Procedural Terrain Texturing on the GPU

A recent project that I was working on required me to revisit the topic of terrain texturing.

I started off by looking into an offline approach whereby a single large texture is generated from a height map and several tileable terrain textures. This seemed to work ok but most cards limit the max texture size to about 4K, and I didn’t have the time to go into any kind of terrain paging scheme. I was looking for a quick and cheap alternative.

Many sources on the web suggests that procedural terrain texturing on the GPU would give better result. My initial experiments with a fragment shader gives some pretty good results. At the moment I’m just blending 4 texture tiles and only using the height to color the terrain. I plan to add slope to the mix later on.

I haven’t found much in the way of how other people have been implementing this on the GPU. The way I’ve done it is to include 2 sets of texture coordinates with the terrain mesh vertices.

The 1st set is for the height map. The coordinates are for a single height map stretched across the entire terrain. I then use the interpolated texture coordinates to determine the exact height of that pixel on the terrain in the fragment shader.

The 2nd set of texture coordinates is what I use to give the terrain texture its overall resolution. Its how much the terrain texture tiles are tiled across the terrain. A low amount of tiling will produce results equivalent to a low res texture stretched across the terrain. The greater the amount of tiling the more detailed the resulting terrain texture will be. However too much tiling and the end result will look “funny” since the tiling will be very obvious.

I’ve posted a demo together with source on my site www.dhpoware.com .

Any feedback would be most welcomed.

That is pretty much the way to go unless you want to start working on mega texturing, a few notes though.

  1. you don’t really need the second set of coordinates as these could simply be worked out in the vertex shader using the first set if you want.

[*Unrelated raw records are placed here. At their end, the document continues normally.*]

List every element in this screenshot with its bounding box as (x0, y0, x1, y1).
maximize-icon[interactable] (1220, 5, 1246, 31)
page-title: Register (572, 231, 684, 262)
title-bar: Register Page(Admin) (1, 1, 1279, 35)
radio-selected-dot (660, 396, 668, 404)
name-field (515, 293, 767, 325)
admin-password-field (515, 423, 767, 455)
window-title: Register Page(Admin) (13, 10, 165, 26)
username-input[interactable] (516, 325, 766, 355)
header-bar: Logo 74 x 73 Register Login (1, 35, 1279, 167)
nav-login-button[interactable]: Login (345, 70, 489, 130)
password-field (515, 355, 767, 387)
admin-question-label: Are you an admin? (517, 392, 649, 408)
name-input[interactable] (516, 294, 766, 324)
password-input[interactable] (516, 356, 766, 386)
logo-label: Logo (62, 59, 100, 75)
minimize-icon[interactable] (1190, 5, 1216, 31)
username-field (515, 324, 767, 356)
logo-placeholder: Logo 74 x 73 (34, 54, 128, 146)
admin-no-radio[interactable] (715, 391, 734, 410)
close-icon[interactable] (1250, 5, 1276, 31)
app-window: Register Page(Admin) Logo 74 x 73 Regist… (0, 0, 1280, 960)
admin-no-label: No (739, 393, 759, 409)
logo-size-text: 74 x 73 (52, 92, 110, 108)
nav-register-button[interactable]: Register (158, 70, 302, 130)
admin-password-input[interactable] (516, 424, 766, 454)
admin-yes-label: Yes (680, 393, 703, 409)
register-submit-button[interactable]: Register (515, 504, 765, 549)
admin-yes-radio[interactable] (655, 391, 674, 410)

2.you can reduce tiling by assigning different texture offsets and/or scale for each source texture, also use at least two similar textures at the same time to blend between using perlin noise(see below).

  1. bake height, slope, some perlin noise and extra data(could be the area covered by forests and/or asphalt) onto each channel of a texture, this will give you a fairly good source material to work with.

  2. different surfaces doesn’t always blend as gradually as in your demo, experiment with it a little and see what works.

Hey zeoverlord, thanks for the feedback. I have some questions:

  1. you don’t really need the second set of coordinates as these could simply be worked out in the vertex shader using the first set if you want.
    I realized that I didn’t need the 2nd set of texture coordinates shortly after I made my original post :slight_smile:

2.you can reduce tiling by assigning different texture offsets and/or scale for each source texture, also use at least two similar textures at the same time to blend between using perlin noise(see below).
Still not quite sure what you mean by that last part about blending between using perlin noise :confused:

  1. bake height, slope, some perlin noise and extra data(could be the area covered by forests and/or asphalt) onto each channel of a texture, this will give you a fairly good source material to work with.
    Do you mean per texture tile (say in the alpha channel) or in a totally separate texture?
  1. different surfaces doesn’t always blend as gradually as in your demo, experiment with it a little and see what works.
    Something like getting terrain region height ranges to overlap and then lerping between them?

Originally posted by dpoon:
Still not quite sure what you mean by that last part about blending between using perlin noise :confused:
Well lets say you have a perlin noise texture and two grass textures that look similar but are not.
If you then interpolate between these two using the perlin noise texture then the tiling will be broken up and reduced, and if you want this method may actually work with the same texture as long as you have different texture offsets.

Do you mean per texture tile (say in the alpha channel) or in a totally separate texture?
I literally mean a separate texture where height is in the red channel, slope in the green, perlin in the blue and the extra stuff as alpha, this is the texture that need to span the entire area and can therefore not be baked within the tiled ones

Something like getting terrain region height ranges to overlap and then lerping between them?
I was more thinking of controlling the lerp distance, or contrast between the two textures depending of what kind of textures you are using.